Innovations in bond market can help raise Rs 7-10 lakh crore: Crisil

Innovations in bond market can help raise Rs 7-10 lakh crore: Crisil

MUMBAI: Innovations in the bond market can help mobilise Rs 7-10 lakh crore via infrastructure bonds through fiscal 2025, according to ratings form .

“Pooled assets bring scale, diversification benefits and flexibilityto structure the cash flows. This can attract foreign capital and improve the confidence of bond market investors,” says Ashu Suyash, MD & CEO, Crisil.

Take-out financing facilitated by pooling of assets can help banks and other infrastructure financiers to free up a portion of the over Rs 20 lakh crore credit outstanding in the sector for fresh lending to new projects. InvITs, co-obligor structures, covered bonds and securitisation are facilitative mechanisms for pooling assets.

Crisil has suggested a number of innovations like encouraging widespread acceptance of the INFRA EL rating scale by ensuring that various regulators recognise the scale (the Insurance Regulatory Development Authority of India has already allowed investments in bonds issued by infrastructure companies rated not less than “A” along with EL1 as part of approved investments).

It also suggests implementing the draft Reserve Bank of India (Credit Derivatives) Directions, 2021, to facilitate the development of the credit default swaps (CDS) market. This will allow banks, NBFCs, insurers, pension funds, mutual funds, alternate investment funds and foreign portfolio investors to write CDS, enhancing retail participation via tax sops to investments in debt mutual funds – similar to equity-linked savings schemes – and ensure parity in capital gains tax between equity and debt products.

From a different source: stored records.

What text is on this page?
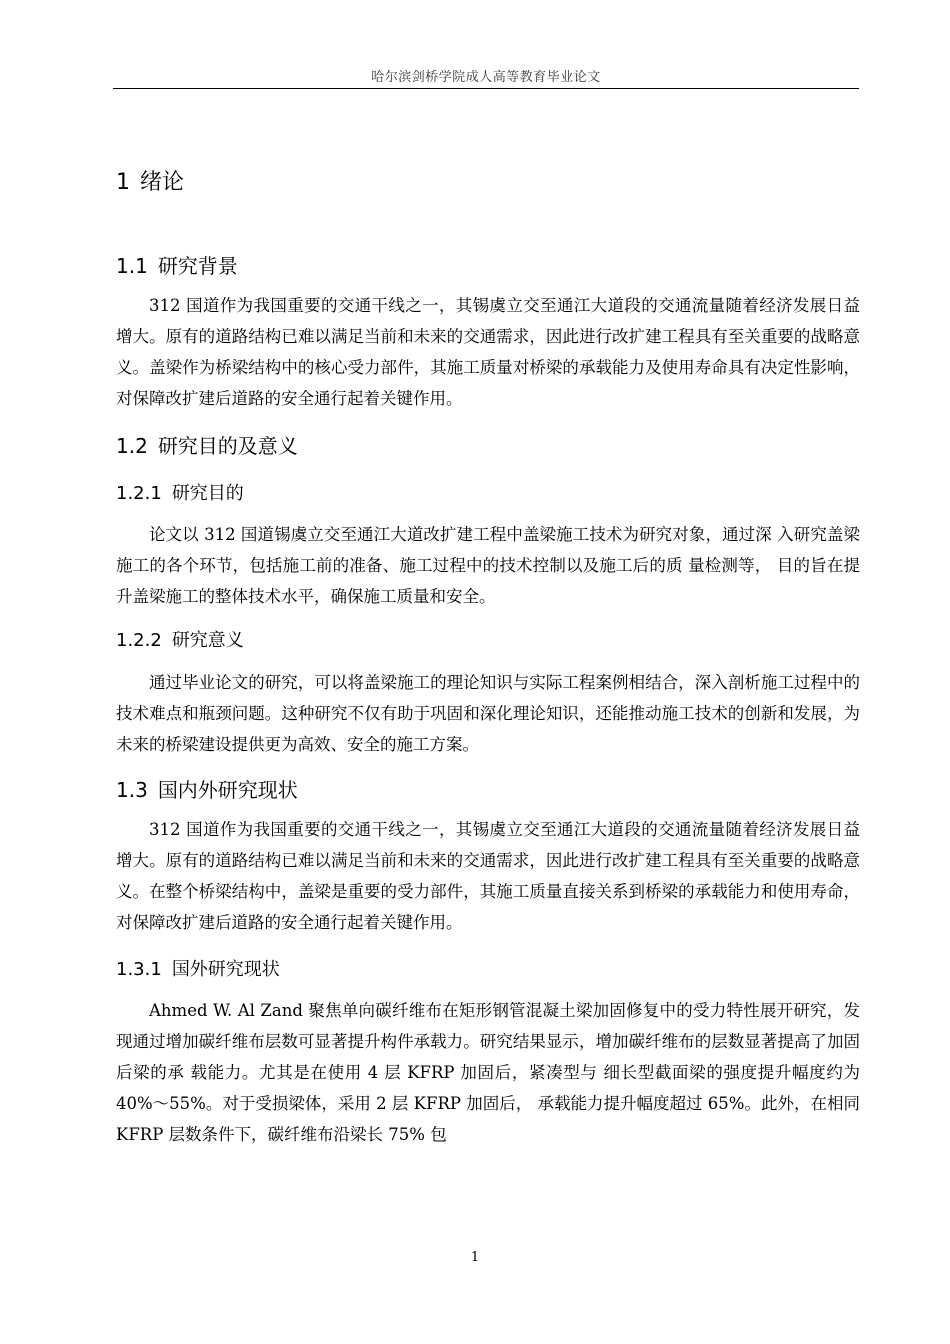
哈尔滨剑桥学院成人高等教育毕业论文
1 绪论
1.1 研究背景

312 国道作为我国重要的交通干线之一，其锡虞立交至通江大道段的交通流量随着经济发展日益增大。原有的道路结构已难以满足当前和未来的交通需求，因此进行改扩建工程具有至关重要的战略意义。盖梁作为桥梁结构中的核心受力部件，其施工质量对桥梁的承载能力及使用寿命具有决定性影响，对保障改扩建后道路的安全通行起着关键作用。

1.2 研究目的及意义
1.2.1 研究目的

论文以 312 国道锡虞立交至通江大道改扩建工程中盖梁施工技术为研究对象，通过深 入研究盖梁施工的各个环节，包括施工前的准备、施工过程中的技术控制以及施工后的质 量检测等， 目的旨在提升盖梁施工的整体技术水平，确保施工质量和安全。

1.2.2 研究意义

通过毕业论文的研究，可以将盖梁施工的理论知识与实际工程案例相结合，深入剖析施工过程中的技术难点和瓶颈问题。这种研究不仅有助于巩固和深化理论知识，还能推动施工技术的创新和发展，为未来的桥梁建设提供更为高效、安全的施工方案。

1.3 国内外研究现状

312 国道作为我国重要的交通干线之一，其锡虞立交至通江大道段的交通流量随着经济发展日益增大。原有的道路结构已难以满足当前和未来的交通需求，因此进行改扩建工程具有至关重要的战略意义。在整个桥梁结构中，盖梁是重要的受力部件，其施工质量直接关系到桥梁的承载能力和使用寿命，对保障改扩建后道路的安全通行起着关键作用。

1.3.1 国外研究现状

Ahmed W. Al Zand 聚焦单向碳纤维布在矩形钢管混凝土梁加固修复中的受力特性展开研究，发现通过增加碳纤维布层数可显著提升构件承载力。研究结果显示，增加碳纤维布的层数显著提高了加固后梁的承 载能力。尤其是在使用 4 层 KFRP 加固后，紧凑型与 细长型截面梁的强度提升幅度约为 40%～55%。对于受损梁体，采用 2 层 KFRP 加固后， 承载能力提升幅度超过 65%。此外，在相同 KFRP 层数条件下，碳纤维布沿梁长 75% 包

1
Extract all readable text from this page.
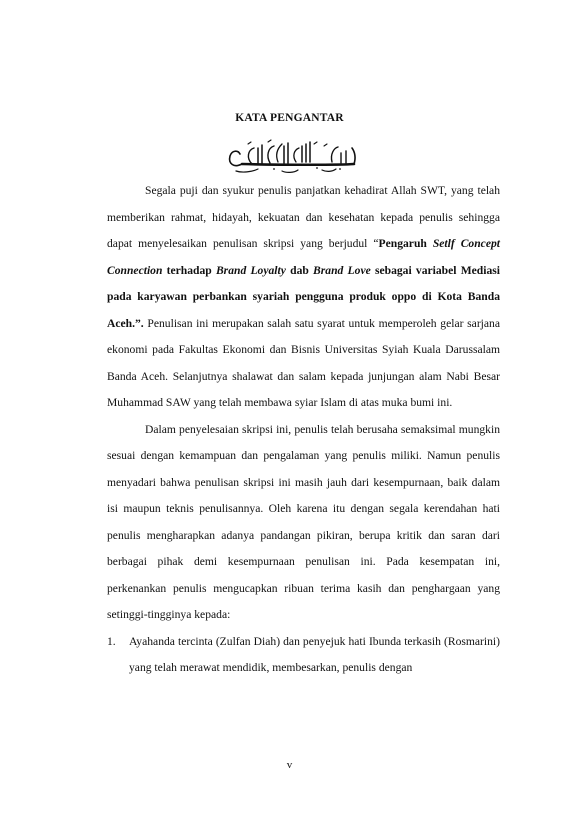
KATA PENGANTAR

Segala puji dan syukur penulis panjatkan kehadirat Allah SWT, yang telah memberikan rahmat, hidayah, kekuatan dan kesehatan kepada penulis sehingga dapat menyelesaikan penulisan skripsi yang berjudul “Pengaruh Setlf Concept Connection terhadap Brand Loyalty dab Brand Love sebagai variabel Mediasi pada karyawan perbankan syariah pengguna produk oppo di Kota Banda Aceh.”. Penulisan ini merupakan salah satu syarat untuk memperoleh gelar sarjana ekonomi pada Fakultas Ekonomi dan Bisnis Universitas Syiah Kuala Darussalam Banda Aceh. Selanjutnya shalawat dan salam kepada junjungan alam Nabi Besar Muhammad SAW yang telah membawa syiar Islam di atas muka bumi ini.

Dalam penyelesaian skripsi ini, penulis telah berusaha semaksimal mungkin sesuai dengan kemampuan dan pengalaman yang penulis miliki. Namun penulis menyadari bahwa penulisan skripsi ini masih jauh dari kesempurnaan, baik dalam isi maupun teknis penulisannya. Oleh karena itu dengan segala kerendahan hati penulis mengharapkan adanya pandangan pikiran, berupa kritik dan saran dari berbagai pihak demi kesempurnaan penulisan ini. Pada kesempatan ini, perkenankan penulis mengucapkan ribuan terima kasih dan penghargaan yang setinggi-tingginya kepada:

1. Ayahanda tercinta (Zulfan Diah) dan penyejuk hati Ibunda terkasih (Rosmarini) yang telah merawat mendidik, membesarkan, penulis dengan
v
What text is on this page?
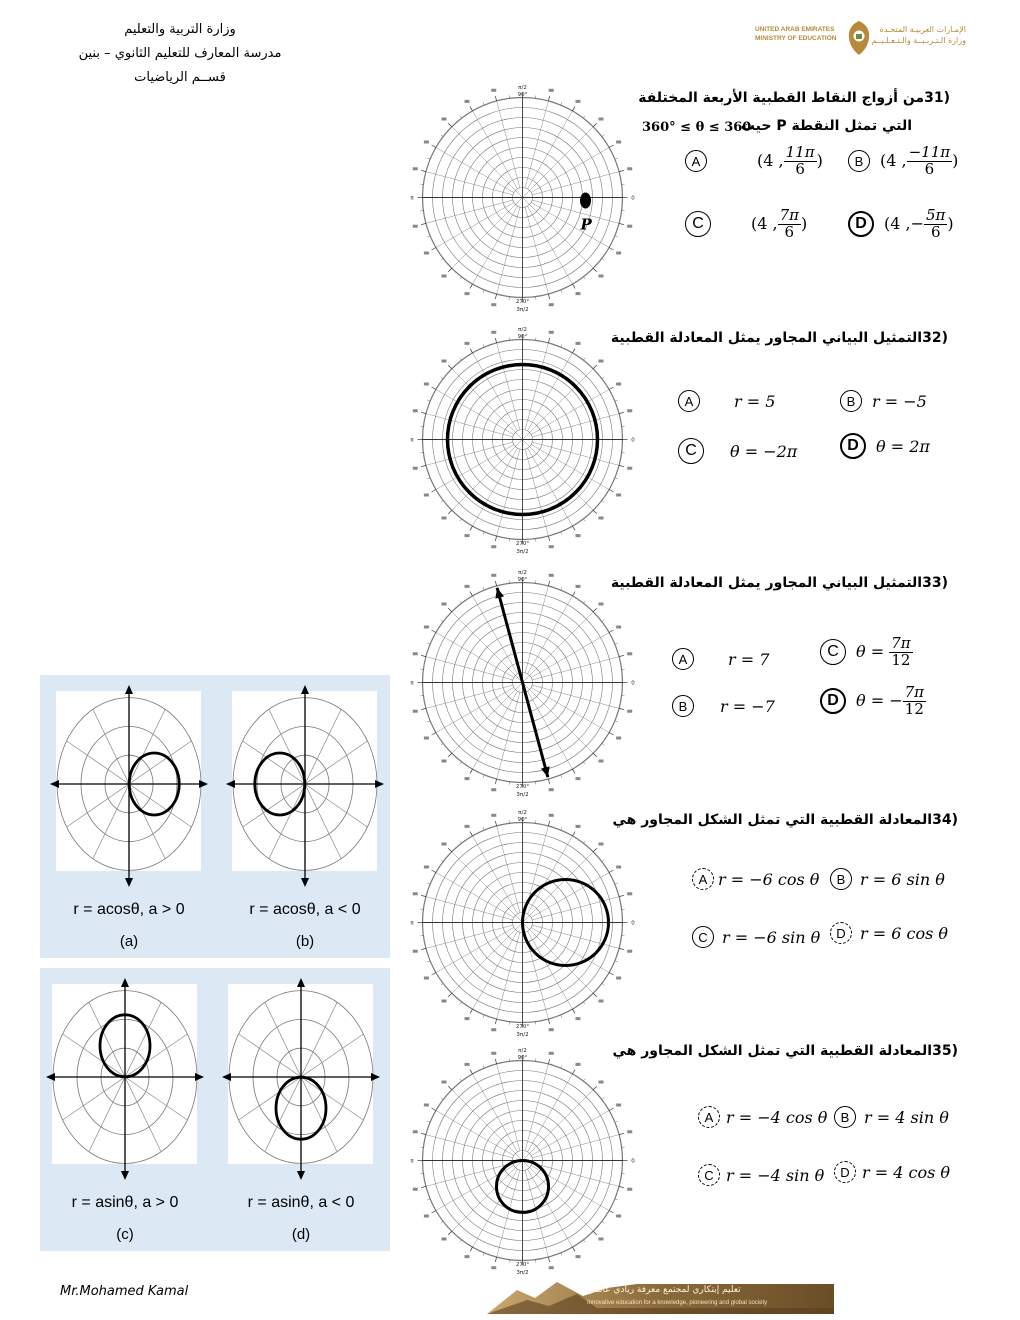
وزارة التربية والتعليم
مدرسة المعارف للتعليم الثانوي – بنين
قســم الرياضيات
UNITED ARAB EMIRATES
MINISTRY OF EDUCATION
الإمـارات العربيـة المتحـدة
وزارة الـتـربـيــة والـتـعـلـيــم
π/2
90°
3π/2
270°
π	0
P
π/2
90°
3π/2
270°
π	0
π/2
90°
3π/2
270°
π	0
π/2
90°
3π/2
270°
π	0
π/2
90°
3π/2
270°
π	0
(31من أزواج النقاط القطبية الأربعة المختلفة
التي تمثل النقطة P حيث
360° ≤ θ ≤ 360
A	(4 , $\frac{11\pi}{6}$ )	B	(4 , $\frac{-11\pi}{6}$ )
C	(4 , $\frac{7\pi}{6}$ )	D	(4 ,− $\frac{5\pi}{6}$ )
(32التمثيل البياني المجاور يمثل المعادلة القطبية
A	r = 5	B	r = −5
C	θ = −2π	D	θ = 2π
(33التمثيل البياني المجاور يمثل المعادلة القطبية
A	r = 7	C	$\theta = \frac{7\pi}{12}$
B	r = −7	D	θ = − $\frac{7\pi}{12}$
(34المعادلة القطبية التي تمثل الشكل المجاور هي
A r = −6 cos θ	B r = 6 sin θ
C r = −6 sin θ	D r = 6 cos θ
(35المعادلة القطبية التي تمثل الشكل المجاور هي
A r = −4 cos θ	B r = 4 sin θ
C r = −4 sin θ	D r = 4 cos θ
r = acosθ, a > 0
(a)
r = acosθ, a < 0
(b)
r = asinθ, a > 0
(c)
r = asinθ, a < 0
(d)
Mr.Mohamed Kamal	تعليم إبتكاري لمجتمع معرفة ريادي عالمي
Innovative education for a knowledge, pioneering and global society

Improving liquidity in the market by fast-tracking the setting up of the institution to provide secondary market liquidity to corporate bonds is another suggestion, and allow corporate bonds as collateral under the Reserve Bank of India’s liquidity adjustment facility window

Crisil also recommends attracting both domestic and foreign capital through exchange traded funds and other index-linked bond funds, which offer lower costs, more transparency, better liquidity and potential to build diversified portfolios.